The last time Indian celebrities showed so much enthusiasm for athletics was when Hima Das won five Golds in a month in Europe in 2019. That neither her timings nor her competitors could be called world-class did not dampen the fervor of the twitterati.
In Gowda’s case too sports journalists have expressed their skepticism, citing the case of Rameshwar Gurjar from MP who supposedly ran 100m in 11 seconds on a dirt road, but could not repeat the performance at a SAI trial. Then there is the unfortunate story of child marathoner Budhia Singh, who has had to endure many ups and downs in his young life.
So the question remains, why do feats such as Gowda’s generate so much hype while international performances such as those of Annu Rani for instance do not receive much attention? The reason could be that India lacks a sporting culture beyond cricket, which also includes lack of awareness among fans about the intricacies of Olympic sports in general.
For example, would a cricketer’s world record in a rural tennis ball tournament make him this famous overnight? Most Indian fans would take the news with a pinch of salt and not set unrealistic expectations from him. The sports minister also mentioned a ‘lack of knowledge among masses’ in his tweet.
I’ll call Karnataka’s Srinivasa Gowda for trials by top SAI Coaches. There’s lack of knowledge in masses about the standards of Olympics especially in athletics where ultimate human strength & endurance are surpassed. I’ll ensure that no talents in India is left out untested. https://t.co/ohCLQ1YNK0— Kiren Rijiju (@KirenRijiju) February 15, 2020
Gowda’s (and Hima’s) case shows how ardently Indians look forward to having a global superstar of their own. For a country of our size, we do lack a truly international sporting icon. But countries who do well in Olympic sports have decades of experience in sports science and nutrition backing them, besides a sporting culture, funding and genetics (and also doping, but that is a different story). For India, the journey has only begun.
The news has also spurred discussion on the hidden talent in India’s rural areas. It is likely more names will emerge in the future through social media and some could well go on to achieve international fame. The Govt’s Khelo India movement is a good initiative in this regard. The sports ministry’s prompt acknowledgement of Gowda, Rameshwar and the cartwheeling children are also steps in the right direction. However, celebs need to tone down their hyperbole and learn to distinguish between a standardized international competition and an unofficial rural event. So much hype can be damaging for the athletes themselves, as in the Budhia Singh example.

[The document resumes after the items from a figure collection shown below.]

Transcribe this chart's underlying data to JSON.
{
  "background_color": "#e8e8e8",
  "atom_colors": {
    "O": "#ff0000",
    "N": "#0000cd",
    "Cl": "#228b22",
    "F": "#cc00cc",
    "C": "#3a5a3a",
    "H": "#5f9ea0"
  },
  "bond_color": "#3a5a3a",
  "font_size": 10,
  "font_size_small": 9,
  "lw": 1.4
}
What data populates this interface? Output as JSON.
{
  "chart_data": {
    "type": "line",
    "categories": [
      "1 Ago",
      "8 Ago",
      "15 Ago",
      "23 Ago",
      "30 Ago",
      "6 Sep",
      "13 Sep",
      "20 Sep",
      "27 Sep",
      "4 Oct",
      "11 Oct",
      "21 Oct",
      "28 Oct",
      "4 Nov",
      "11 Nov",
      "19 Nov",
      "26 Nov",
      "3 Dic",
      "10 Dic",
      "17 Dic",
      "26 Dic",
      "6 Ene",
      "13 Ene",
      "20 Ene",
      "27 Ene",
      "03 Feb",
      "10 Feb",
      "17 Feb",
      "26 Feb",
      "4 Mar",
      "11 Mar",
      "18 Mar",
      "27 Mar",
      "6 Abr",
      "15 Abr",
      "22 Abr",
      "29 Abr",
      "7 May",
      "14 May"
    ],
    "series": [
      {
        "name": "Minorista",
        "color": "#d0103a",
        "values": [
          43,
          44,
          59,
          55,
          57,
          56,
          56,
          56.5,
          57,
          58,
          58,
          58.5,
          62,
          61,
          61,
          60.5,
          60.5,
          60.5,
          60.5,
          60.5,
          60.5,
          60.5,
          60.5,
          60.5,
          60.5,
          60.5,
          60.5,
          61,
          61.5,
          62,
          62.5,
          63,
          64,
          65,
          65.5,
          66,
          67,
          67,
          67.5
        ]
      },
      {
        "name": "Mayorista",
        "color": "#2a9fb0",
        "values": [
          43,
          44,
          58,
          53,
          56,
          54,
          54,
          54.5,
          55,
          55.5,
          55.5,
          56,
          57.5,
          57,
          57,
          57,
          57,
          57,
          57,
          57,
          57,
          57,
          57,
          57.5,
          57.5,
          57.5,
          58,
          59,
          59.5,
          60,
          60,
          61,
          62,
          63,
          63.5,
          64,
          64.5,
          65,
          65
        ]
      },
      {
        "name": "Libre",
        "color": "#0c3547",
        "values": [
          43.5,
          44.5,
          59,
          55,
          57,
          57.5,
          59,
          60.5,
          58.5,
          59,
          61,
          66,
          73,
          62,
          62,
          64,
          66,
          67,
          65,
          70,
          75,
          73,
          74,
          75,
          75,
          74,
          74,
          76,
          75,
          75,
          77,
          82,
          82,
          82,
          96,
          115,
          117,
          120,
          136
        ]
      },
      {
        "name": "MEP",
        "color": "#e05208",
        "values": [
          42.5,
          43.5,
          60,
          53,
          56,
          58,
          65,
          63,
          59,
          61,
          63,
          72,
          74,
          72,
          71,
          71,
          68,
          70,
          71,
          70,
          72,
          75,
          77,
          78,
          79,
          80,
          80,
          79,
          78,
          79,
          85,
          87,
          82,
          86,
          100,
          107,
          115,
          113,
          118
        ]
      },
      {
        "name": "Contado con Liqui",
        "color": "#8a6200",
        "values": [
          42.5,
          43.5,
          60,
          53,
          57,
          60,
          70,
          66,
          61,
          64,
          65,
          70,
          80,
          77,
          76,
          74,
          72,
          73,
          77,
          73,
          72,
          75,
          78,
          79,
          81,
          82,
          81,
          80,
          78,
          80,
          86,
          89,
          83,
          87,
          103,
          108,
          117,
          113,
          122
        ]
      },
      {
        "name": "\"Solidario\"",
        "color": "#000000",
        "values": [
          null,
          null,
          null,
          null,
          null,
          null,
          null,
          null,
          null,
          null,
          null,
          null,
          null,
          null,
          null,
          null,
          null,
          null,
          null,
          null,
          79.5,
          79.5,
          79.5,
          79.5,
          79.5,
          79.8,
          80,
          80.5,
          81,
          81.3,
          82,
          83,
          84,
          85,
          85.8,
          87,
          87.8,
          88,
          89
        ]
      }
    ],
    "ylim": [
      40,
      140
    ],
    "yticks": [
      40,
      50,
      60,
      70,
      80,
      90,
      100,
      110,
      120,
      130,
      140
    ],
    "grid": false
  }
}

Public attention in non-cricket sports is essentially ephemeral. Whether those who are showering praises today support athletes in their downs remains to be seen. This cycle is even more rapid in the digital age. New viral sensations are made every day and the older ones quickly forgotten. It could be damaging to the morale of a young athlete.
This article is by no means a disparagement of Gowda’s achievements. He beat a 30-year old record at the race and this itself shows his ability and potential. He is scheduled to take part in a SAI trial on Monday. As fans we hope he does well there and undergoes training for international level events. We do hope to hear his name again in the future (and not just as an engineering entrance exam question!). And even if he cannot make it internationally, fans and celebs should still continue encouraging him and other kambala jockeys. That would be the mark of a true sporting nation.